Into this tangle comes detective inspector Strafford, blindsided by his estranged wife’s desire for a divorce (good job they got married in England), just as his sort-of girlfriend, Phoebe – Quirke’s daughter – reveals that she’s pregnant: cue much awkward small talk between the two men, reunited by the case of Dee’s disappearance.

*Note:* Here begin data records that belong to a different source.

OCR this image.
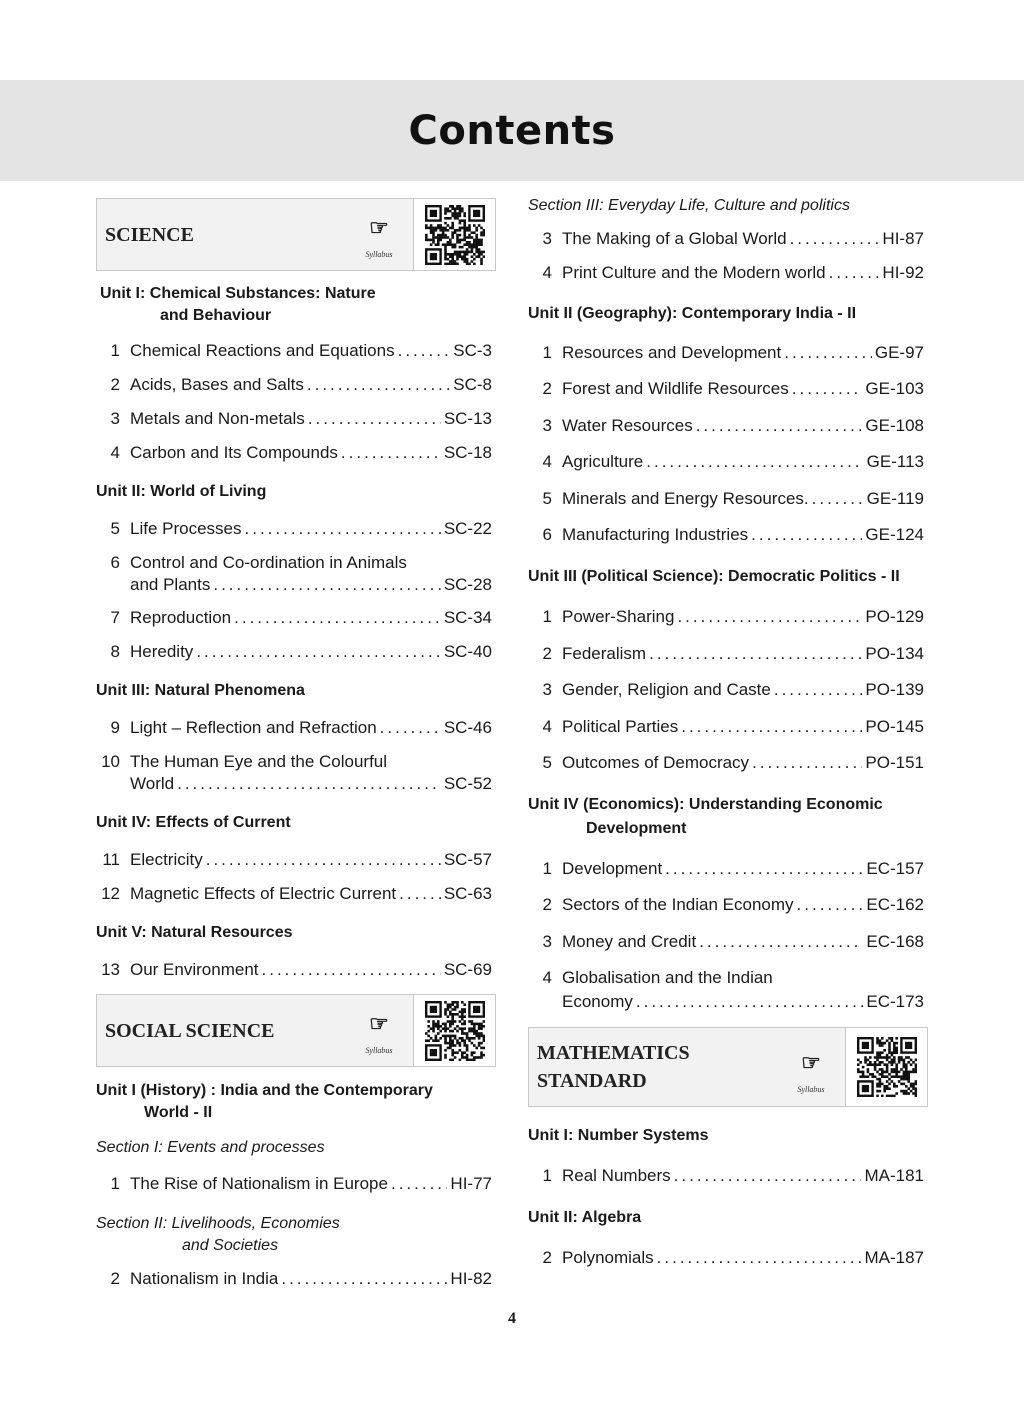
Contents
SCIENCE	☞
Syllabus
Unit I: Chemical Substances: Nature
and Behaviour
1 Chemical Reactions and Equations .....	SC-3
2 Acids, Bases and Salts .....	SC-8
3 Metals and Non-metals .....	SC-13
4 Carbon and Its Compounds .....	SC-18
Unit II: World of Living
5 Life Processes .....	SC-22
6 Control and Co-ordination in Animals
and Plants .....	SC-28
7 Reproduction .....	SC-34
8 Heredity .....	SC-40
Unit III: Natural Phenomena
9 Light – Reflection and Refraction .....	SC-46
10 The Human Eye and the Colourful
World .....	SC-52
Unit IV: Effects of Current
11 Electricity .....	SC-57
12 Magnetic Effects of Electric Current .....	SC-63
Unit V: Natural Resources
13 Our Environment .....	SC-69
SOCIAL SCIENCE	☞
Syllabus
Unit I (History) : India and the Contemporary
World - II
Section I: Events and processes
1 The Rise of Nationalism in Europe .....	HI-77
Section II: Livelihoods, Economies
and Societies
2 Nationalism in India .....	HI-82
Section III: Everyday Life, Culture and politics
3 The Making of a Global World .....	HI-87
4 Print Culture and the Modern world .....	HI-92
Unit II (Geography): Contemporary India - II
1 Resources and Development .....	GE-97
2 Forest and Wildlife Resources .....	GE-103
3 Water Resources .....	GE-108
4 Agriculture .....	GE-113
5 Minerals and Energy Resources. .....	GE-119
6 Manufacturing Industries .....	GE-124
Unit III (Political Science): Democratic Politics - II
1 Power-Sharing .....	PO-129
2 Federalism .....	PO-134
3 Gender, Religion and Caste .....	PO-139
4 Political Parties .....	PO-145
5 Outcomes of Democracy .....	PO-151
Unit IV (Economics): Understanding Economic
Development
1 Development .....	EC-157
2 Sectors of the Indian Economy .....	EC-162
3 Money and Credit .....	EC-168
4 Globalisation and the Indian
Economy .....	EC-173
MATHEMATICS
STANDARD
☞
Syllabus
Unit I: Number Systems
1 Real Numbers .....	MA-181
Unit II: Algebra
2 Polynomials .....	MA-187
4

Banville is as much concerned with the emotional life of this central duo as he is with the book’s driving mystery. Mid-century mores of class and creed also exert steady pressure on the narrative, with seemingly no aspect of life free from ethno-sectarian interpretation, from surnames to diction to choices of drink at the bar. While Strafford’s fearful disbelief that he’s to become a father gets plenty of airtime, the drift of the action underlines how far he is from being the novel’s main character, as Banville’s third-person narration bobs around the thoughts of its diverse cast. (More than one of them is preoccupied by phrases from Joyce’s Ulysses; there’s even a character called Molly, who reappears from an earlier instalment to seal a happyish resolution with a “yes” of sorts.)
Tight-lipped humour thrums amid the drizzly downbeat ambience. When a cop named Hackett, one of Quirke’s old confreres, inquires if Strafford and his daughter are “in a friendly way”, Quirke concedes grudgingly that Strafford “takes her out now and then… Dinner, or the pictures, that kind of thing.” (“Ah. Right. Dinner, or the pictures.”) Minor characters aren’t only foils but a focus of emotion – witness scenes that turn on Hackett’s rapidly deteriorating health – and the novel’s unhurried pace ratchets into gear after a second disappearance, this time of a toddler, which plunges us into the heart-rending dilemma that threatens to destroy a protagonist in the wrong place at the wrong time. All that before the action finally boils over in the company of a master criminal seduced by his own villainy – the kind of character that has always fascinated Banville even in his non-genre output, at least since 1989’s The Book of Evidence.
While readers of past instalments may find satisfaction in the comeuppance handed out to the novel’s prime malefactor, The Drowned stands alone, too, suspenseful on its own terms. Twining the separate threads is the abiding theme of male possessiveness, sometimes vengeful, sometimes solicitous – instincts that Banville has anatomised time and again, not least in his Booker-winning widower’s monologue The Sea (2005). And while it’s ultimately evil, not good, that gives The Drowned its crackling denouement, the novel takes care to part on a more cheerful note – even if the logic of the series demands that Quirke can hardly be content for too long.